HTTP/2 support in the proxy layer matters because undici's fetch implementation supports HTTP/2 multiplexing that sends multiple requests over a single TCP connection, and the Gsocks proxy gateway must handle HTTP/2 traffic without downgrading to HTTP/1.1, preserving the multiplexing performance advantage that reduces connection-establishment overhead for high-volume scripts. Low latency from the vendor's endpoints determines whether the zero-dependency architecture's performance advantage is realised or negated by slow proxy connections: evaluate round-trip latency under the bursty request patterns that scraping scripts generate and verify that ProxyAgent connection reuse delivers the expected latency reduction on sequential requests.
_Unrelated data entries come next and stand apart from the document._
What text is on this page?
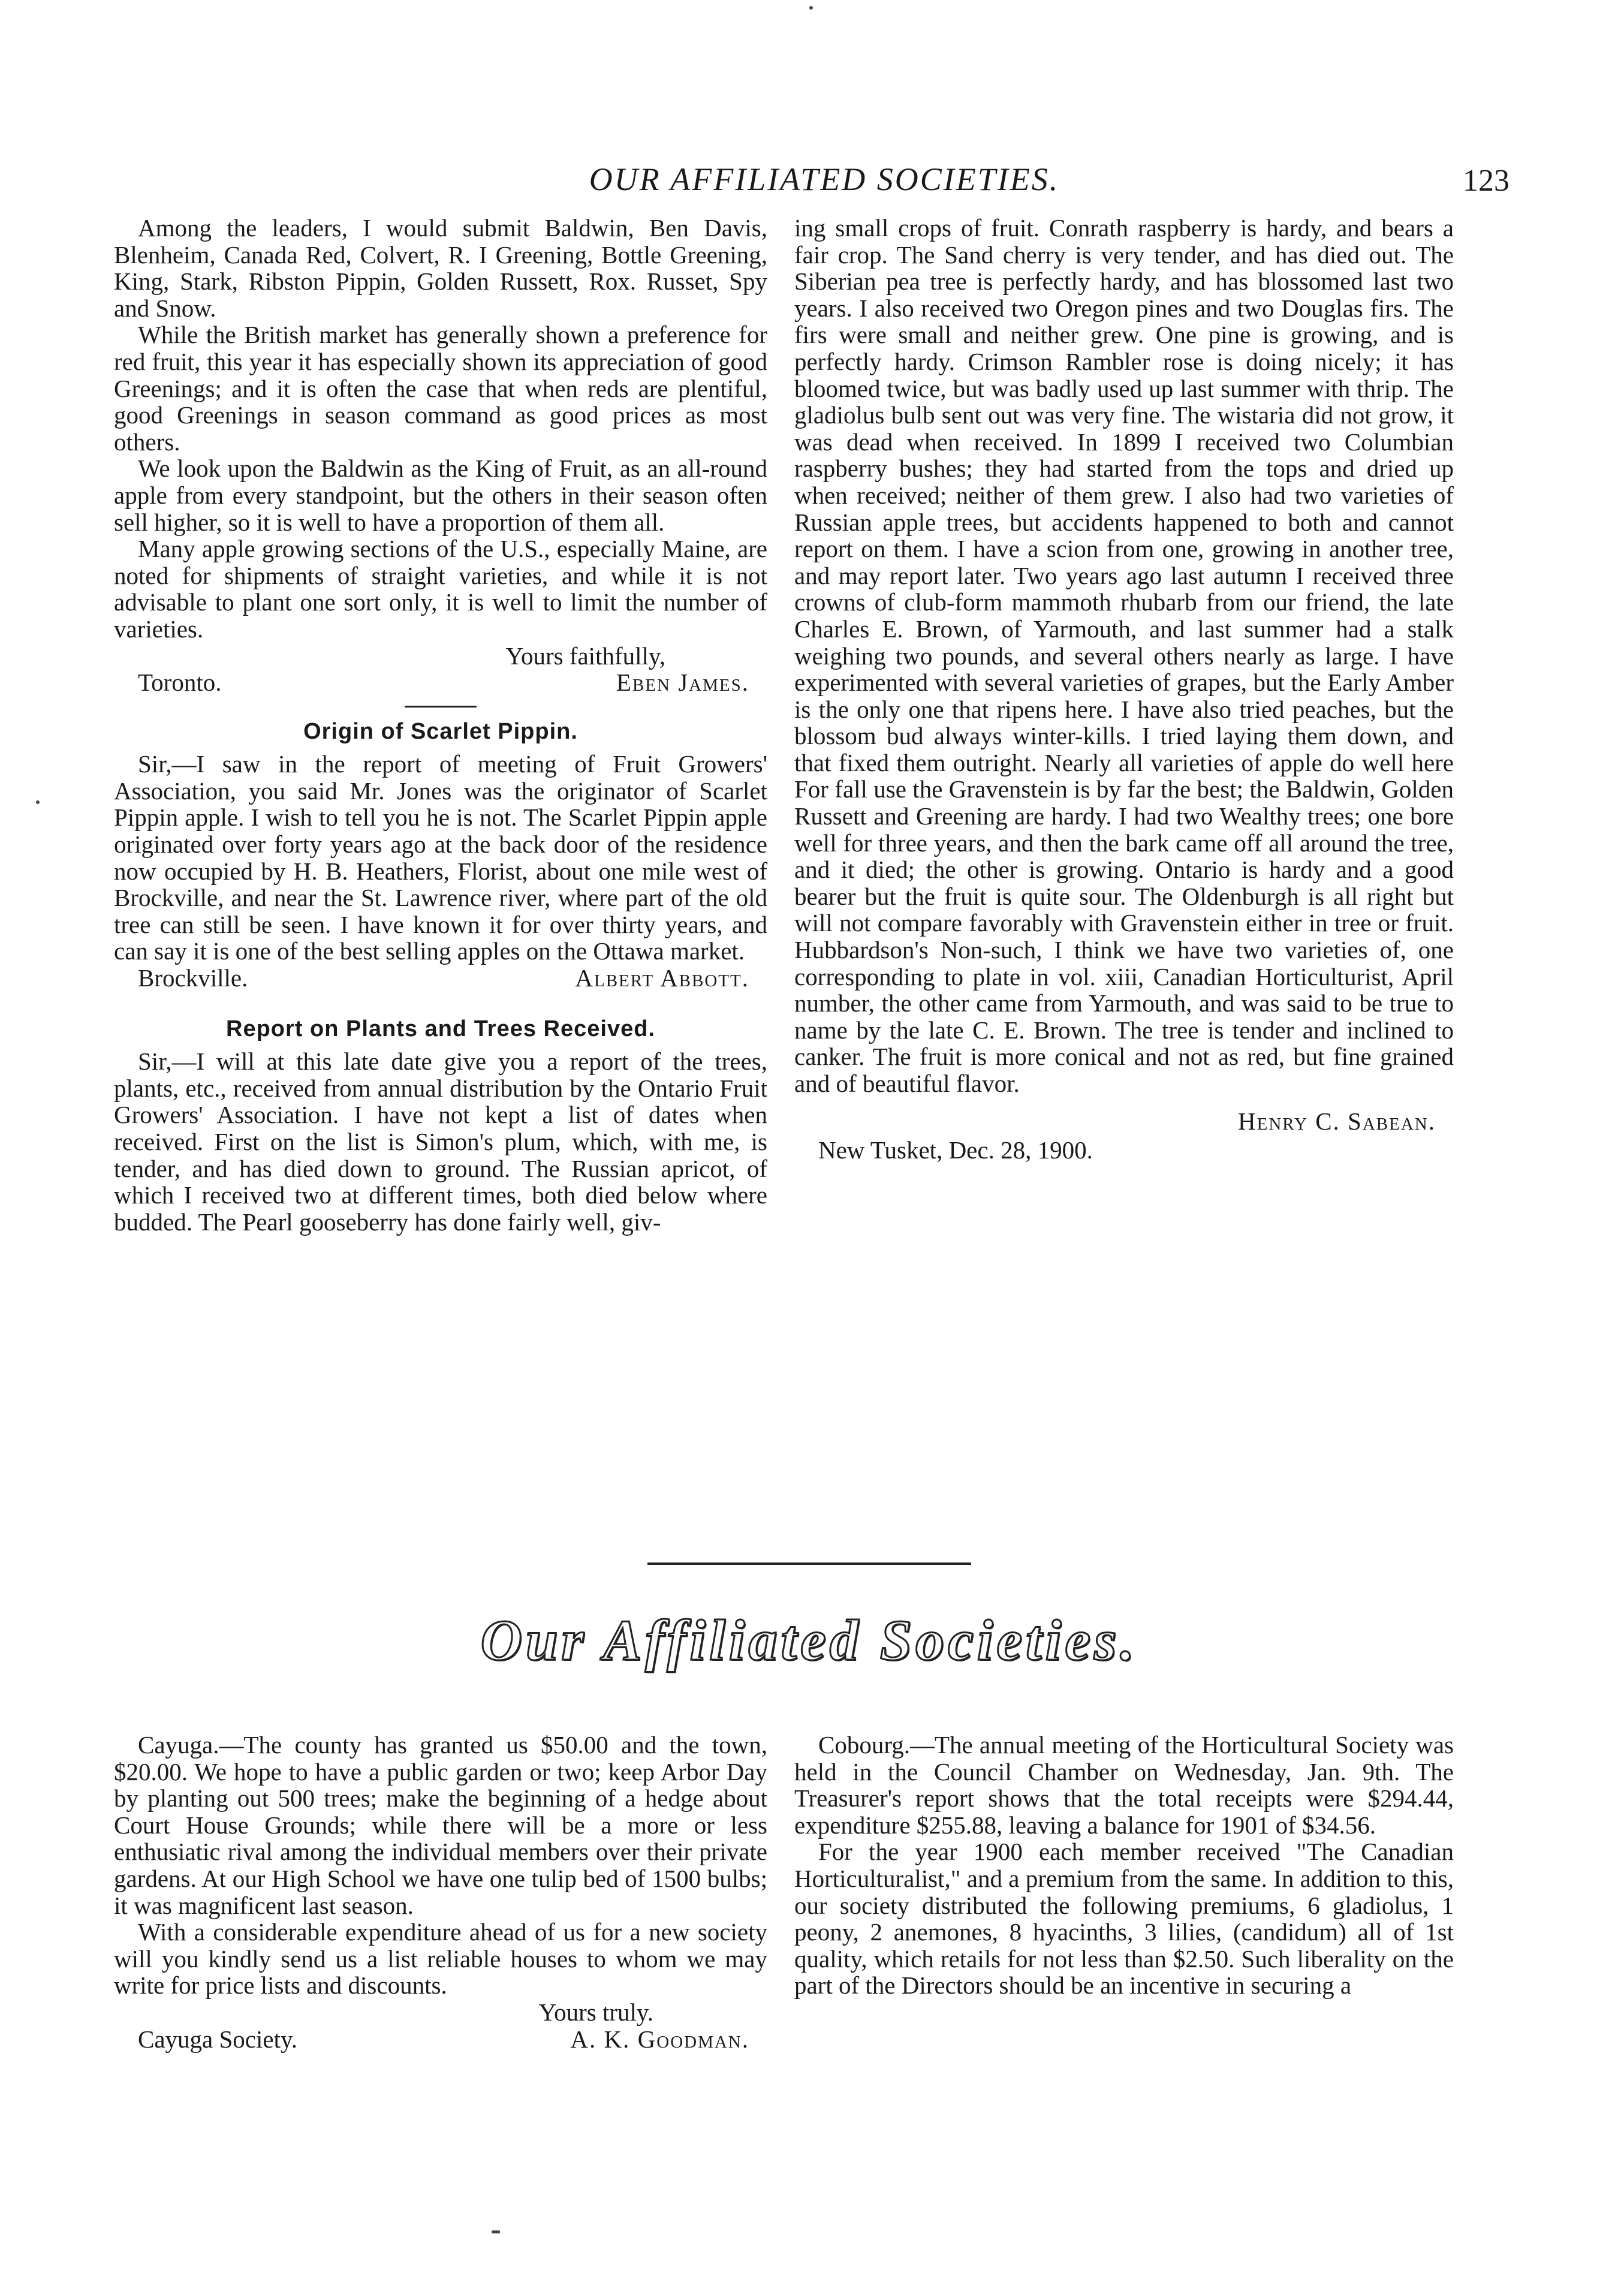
OUR AFFILIATED SOCIETIES.	123

Among the leaders, I would submit Baldwin, Ben Davis, Blenheim, Canada Red, Colvert, R. I Greening, Bottle Greening, King, Stark, Ribston Pippin, Golden Russett, Rox. Russet, Spy and Snow.

While the British market has generally shown a preference for red fruit, this year it has especially shown its appreciation of good Greenings; and it is often the case that when reds are plentiful, good Greenings in season command as good prices as most others.

We look upon the Baldwin as the King of Fruit, as an all-round apple from every standpoint, but the others in their season often sell higher, so it is well to have a proportion of them all.

Many apple growing sections of the U.S., especially Maine, are noted for shipments of straight varieties, and while it is not advisable to plant one sort only, it is well to limit the number of varieties.

Yours faithfully,

Toronto.	Eben James.

Origin of Scarlet Pippin.

Sir,—I saw in the report of meeting of Fruit Growers' Association, you said Mr. Jones was the originator of Scarlet Pippin apple. I wish to tell you he is not. The Scarlet Pippin apple originated over forty years ago at the back door of the residence now occupied by H. B. Heathers, Florist, about one mile west of Brockville, and near the St. Lawrence river, where part of the old tree can still be seen. I have known it for over thirty years, and can say it is one of the best selling apples on the Ottawa market.

Brockville.	Albert Abbott.

Report on Plants and Trees Received.

Sir,—I will at this late date give you a report of the trees, plants, etc., received from annual distribution by the Ontario Fruit Growers' Association. I have not kept a list of dates when received. First on the list is Simon's plum, which, with me, is tender, and has died down to ground. The Russian apricot, of which I received two at different times, both died below where budded. The Pearl gooseberry has done fairly well, giv-

ing small crops of fruit. Conrath raspberry is hardy, and bears a fair crop. The Sand cherry is very tender, and has died out. The Siberian pea tree is perfectly hardy, and has blossomed last two years. I also received two Oregon pines and two Douglas firs. The firs were small and neither grew. One pine is growing, and is perfectly hardy. Crimson Rambler rose is doing nicely; it has bloomed twice, but was badly used up last summer with thrip. The gladiolus bulb sent out was very fine. The wistaria did not grow, it was dead when received. In 1899 I received two Columbian raspberry bushes; they had started from the tops and dried up when received; neither of them grew. I also had two varieties of Russian apple trees, but accidents happened to both and cannot report on them. I have a scion from one, growing in another tree, and may report later. Two years ago last autumn I received three crowns of club-form mammoth rhubarb from our friend, the late Charles E. Brown, of Yarmouth, and last summer had a stalk weighing two pounds, and several others nearly as large. I have experimented with several varieties of grapes, but the Early Amber is the only one that ripens here. I have also tried peaches, but the blossom bud always winter-kills. I tried laying them down, and that fixed them outright. Nearly all varieties of apple do well here For fall use the Gravenstein is by far the best; the Baldwin, Golden Russett and Greening are hardy. I had two Wealthy trees; one bore well for three years, and then the bark came off all around the tree, and it died; the other is growing. Ontario is hardy and a good bearer but the fruit is quite sour. The Oldenburgh is all right but will not compare favorably with Gravenstein either in tree or fruit. Hubbardson's Non-such, I think we have two varieties of, one corresponding to plate in vol. xiii, Canadian Horticulturist, April number, the other came from Yarmouth, and was said to be true to name by the late C. E. Brown. The tree is tender and inclined to canker. The fruit is more conical and not as red, but fine grained and of beautiful flavor.

Henry C. Sabean.

New Tusket, Dec. 28, 1900.

Our Affiliated Societies.

Cayuga.—The county has granted us $50.00 and the town, $20.00. We hope to have a public garden or two; keep Arbor Day by planting out 500 trees; make the beginning of a hedge about Court House Grounds; while there will be a more or less enthusiatic rival among the individual members over their private gardens. At our High School we have one tulip bed of 1500 bulbs; it was magnificent last season.

With a considerable expenditure ahead of us for a new society will you kindly send us a list reliable houses to whom we may write for price lists and discounts.

Yours truly.

Cayuga Society.	A. K. Goodman.

Cobourg.—The annual meeting of the Horticultural Society was held in the Council Chamber on Wednesday, Jan. 9th. The Treasurer's report shows that the total receipts were $294.44, expenditure $255.88, leaving a balance for 1901 of $34.56.

For the year 1900 each member received "The Canadian Horticulturalist," and a premium from the same. In addition to this, our society distributed the following premiums, 6 gladiolus, 1 peony, 2 anemones, 8 hyacinths, 3 lilies, (candidum) all of 1st quality, which retails for not less than $2.50. Such liberality on the part of the Directors should be an incentive in securing a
Connection pooling compatibility means the vendor's proxy gateway must accept persistent connections from undici's Agent without prematurely closing them, support keepalive semantics that undici's pool management expects, and handle the concurrent-request patterns that multiplexed connections produce. Gsocks provides HTTP/2-compatible proxy infrastructure with low-latency residential endpoints and connection-handling characteristics tested against undici's ProxyAgent for the native-fetch proxy integration pattern.